Precisamente, en la pasada edición del Salón Internacional del Estudiante y de la Oferta Educativa, AULA, que cumple su 25 aniversario, se desarrolló bajo el lema Celebrando la convivencia, en la que volvió a estar presente CEAPA.

Para CEAPA existen unos factores de protección ante el acoso escolar durante la adolescencia, entre los que destacan que los jóvenes sean personas con autoestima, con amor propio a través del respeto y una buena valoración hacia sí mismos, que conozcan sus derechos y que tengan las habilidades sociales necesarias para defenderlos, o para saber pedir ayuda cuando la necesitan. Para esto último, es importante que tengan confianza para contar a sus familiares cualquier cosa que les pase. Para que los adolescentes superen esta etapa de cambios, tanto físicos como emocionales, de forma adecuada, CEAPA insiste en la importante labor que han de llevar a cabo los padres y madres.

Así, en estas guías se explica que la escucha activa a los hijos durante la adolescencia es muy importante durante este período vital. Además de que se sientan respetados en el entorno familiar de forma incondicional. “Es importante que los jóvenes tengan una actitud asertiva”. Se trata de una habilidad de comunicación que les enseña a defender sus derechos y opiniones, además de poder hacer y recibir críticas, halagos, pedir favores o ayuda, resolver conflictos defendiendo su posición firmemente, pero sin violencia y sin herir los sentimientos de los demás. Una actitud muy necesaria para poder llevar a cabo una correcta convivencia dentro y fuera del aula.

Muy relacionado con la asertividad se encuentra la capacidad de pedir disculpas y aprender a resolver conflicto sin perdedores. Algo que en CEAPA explican con la denominada estrategia de las 3R:

  1. Resentimiento: Una de las partes en conflicto explica por qué se siente ofendida mientras la otra parte escucha. Luego se cambian los papeles.
  2. Requerimiento: Una parte dice lo que requiere del otro, que escucha, y se cambian los papeles.
  3. Reconocimiento: Una parte dice qué está dispuesto a hacer de lo que se le requiere, y cambio de papeles.

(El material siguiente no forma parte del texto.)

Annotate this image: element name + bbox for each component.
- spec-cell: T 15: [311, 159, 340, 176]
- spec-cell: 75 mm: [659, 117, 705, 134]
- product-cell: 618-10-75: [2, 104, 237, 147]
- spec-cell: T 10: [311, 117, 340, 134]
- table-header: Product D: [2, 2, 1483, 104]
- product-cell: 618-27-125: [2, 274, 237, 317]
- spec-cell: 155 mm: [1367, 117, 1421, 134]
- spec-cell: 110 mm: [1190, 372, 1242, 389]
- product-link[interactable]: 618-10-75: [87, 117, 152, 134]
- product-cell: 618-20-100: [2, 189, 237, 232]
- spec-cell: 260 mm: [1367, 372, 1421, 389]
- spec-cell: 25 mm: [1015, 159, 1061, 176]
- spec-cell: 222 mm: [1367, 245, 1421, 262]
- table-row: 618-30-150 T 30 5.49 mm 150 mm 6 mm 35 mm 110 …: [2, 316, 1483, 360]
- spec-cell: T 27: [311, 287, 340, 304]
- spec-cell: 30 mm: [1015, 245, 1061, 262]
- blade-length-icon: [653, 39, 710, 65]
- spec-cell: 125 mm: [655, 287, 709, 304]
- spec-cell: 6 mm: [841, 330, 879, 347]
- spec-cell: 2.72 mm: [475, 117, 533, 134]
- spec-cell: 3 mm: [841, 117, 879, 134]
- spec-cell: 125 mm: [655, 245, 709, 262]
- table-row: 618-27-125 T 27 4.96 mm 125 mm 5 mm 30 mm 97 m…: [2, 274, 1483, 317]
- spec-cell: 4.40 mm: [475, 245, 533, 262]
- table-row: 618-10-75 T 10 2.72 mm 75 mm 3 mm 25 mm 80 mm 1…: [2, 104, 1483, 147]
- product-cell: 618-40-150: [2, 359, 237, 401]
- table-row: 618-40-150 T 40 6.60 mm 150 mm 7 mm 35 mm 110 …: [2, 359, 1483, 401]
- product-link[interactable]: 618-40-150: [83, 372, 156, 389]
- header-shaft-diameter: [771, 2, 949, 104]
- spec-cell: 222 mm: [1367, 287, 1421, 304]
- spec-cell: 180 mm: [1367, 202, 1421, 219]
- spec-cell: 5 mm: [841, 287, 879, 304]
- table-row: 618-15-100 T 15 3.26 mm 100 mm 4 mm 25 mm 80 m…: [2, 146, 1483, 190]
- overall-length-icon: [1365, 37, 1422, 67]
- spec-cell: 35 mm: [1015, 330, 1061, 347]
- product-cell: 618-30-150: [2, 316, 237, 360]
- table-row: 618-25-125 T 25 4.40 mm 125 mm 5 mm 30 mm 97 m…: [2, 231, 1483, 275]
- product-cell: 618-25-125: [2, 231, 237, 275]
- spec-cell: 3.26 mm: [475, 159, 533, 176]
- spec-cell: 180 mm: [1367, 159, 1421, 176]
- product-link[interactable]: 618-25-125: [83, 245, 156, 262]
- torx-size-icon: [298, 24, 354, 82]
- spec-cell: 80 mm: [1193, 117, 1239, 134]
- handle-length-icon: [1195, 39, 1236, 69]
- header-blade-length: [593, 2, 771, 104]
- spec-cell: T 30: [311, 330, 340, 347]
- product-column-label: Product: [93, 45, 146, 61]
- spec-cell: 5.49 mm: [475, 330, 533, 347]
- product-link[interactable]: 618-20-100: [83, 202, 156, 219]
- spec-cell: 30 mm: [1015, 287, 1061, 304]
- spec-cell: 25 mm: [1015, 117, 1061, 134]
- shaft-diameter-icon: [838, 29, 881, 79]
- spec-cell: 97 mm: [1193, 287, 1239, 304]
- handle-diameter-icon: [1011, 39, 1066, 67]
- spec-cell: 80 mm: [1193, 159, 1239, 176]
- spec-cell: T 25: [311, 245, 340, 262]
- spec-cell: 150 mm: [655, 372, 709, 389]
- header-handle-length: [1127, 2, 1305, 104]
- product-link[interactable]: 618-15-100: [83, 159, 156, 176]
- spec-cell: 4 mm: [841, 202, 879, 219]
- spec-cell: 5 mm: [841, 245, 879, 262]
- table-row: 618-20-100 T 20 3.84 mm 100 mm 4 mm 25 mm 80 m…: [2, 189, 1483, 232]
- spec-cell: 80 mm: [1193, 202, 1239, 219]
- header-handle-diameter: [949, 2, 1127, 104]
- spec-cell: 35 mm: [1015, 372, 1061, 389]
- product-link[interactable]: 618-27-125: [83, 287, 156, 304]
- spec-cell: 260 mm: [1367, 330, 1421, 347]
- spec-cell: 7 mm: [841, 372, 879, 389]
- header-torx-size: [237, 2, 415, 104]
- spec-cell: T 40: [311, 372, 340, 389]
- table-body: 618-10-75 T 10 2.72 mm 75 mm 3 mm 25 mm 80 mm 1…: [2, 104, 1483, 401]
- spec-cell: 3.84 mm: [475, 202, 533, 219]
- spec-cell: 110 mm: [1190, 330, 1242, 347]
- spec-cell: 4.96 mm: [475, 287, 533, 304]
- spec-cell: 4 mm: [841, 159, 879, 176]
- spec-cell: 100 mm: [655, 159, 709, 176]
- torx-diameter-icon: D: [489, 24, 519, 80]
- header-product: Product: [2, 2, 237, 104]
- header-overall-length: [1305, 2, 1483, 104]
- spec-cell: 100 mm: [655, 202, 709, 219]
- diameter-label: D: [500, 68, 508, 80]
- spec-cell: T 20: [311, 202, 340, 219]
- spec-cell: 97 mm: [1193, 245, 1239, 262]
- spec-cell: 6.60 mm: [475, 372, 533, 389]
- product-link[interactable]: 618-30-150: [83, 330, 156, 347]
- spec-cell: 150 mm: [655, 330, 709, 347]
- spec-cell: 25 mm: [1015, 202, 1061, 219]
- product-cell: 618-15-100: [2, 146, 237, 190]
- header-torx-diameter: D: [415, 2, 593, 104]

Así, a través de un diálogo completo “los jóvenes pueden aprender cómo solucionar un conflicto de una manera cordial y mostrando sus emociones”, explican desde esta Confederación de Asociaciones de Padres y Madres.

Asimismo, otro de los puntos en los que los expertos coinciden es en la necesidad de que los jóvenes utilicen las TIC’s de forma responsable. Las familias han de adoptar “una actitud de confianza en ellos y de enseñanza de autoprotección, en función de su edad”, estiman desde CEAPA. La autonomía de los jóvenes no puede ser completa desde el principio, sino adaptándose a su “capacidad de ser responsables”.

Si bien es cierto que durante la adolescencia los problemas que surgen en relación a las nuevas tecnologías se suelen preguntar dentro del grupo de amigos, es importante que se trabajen también en familia, aunque suponga que haya que aprender entre todos. Hay que informarles, según sus capacidades, de los riesgos que existen en internet y las redes sociales, y cómo pueden protegerse de ellos. No en vano, internet y las redes forman parte de su educación, de sus relaciones y también de su intimidad. Por eso, una buena comunicación familiar puede facilitar la convivencia de los jóvenes de forma adecuada tanto dentro de su centro de estudio como fuera.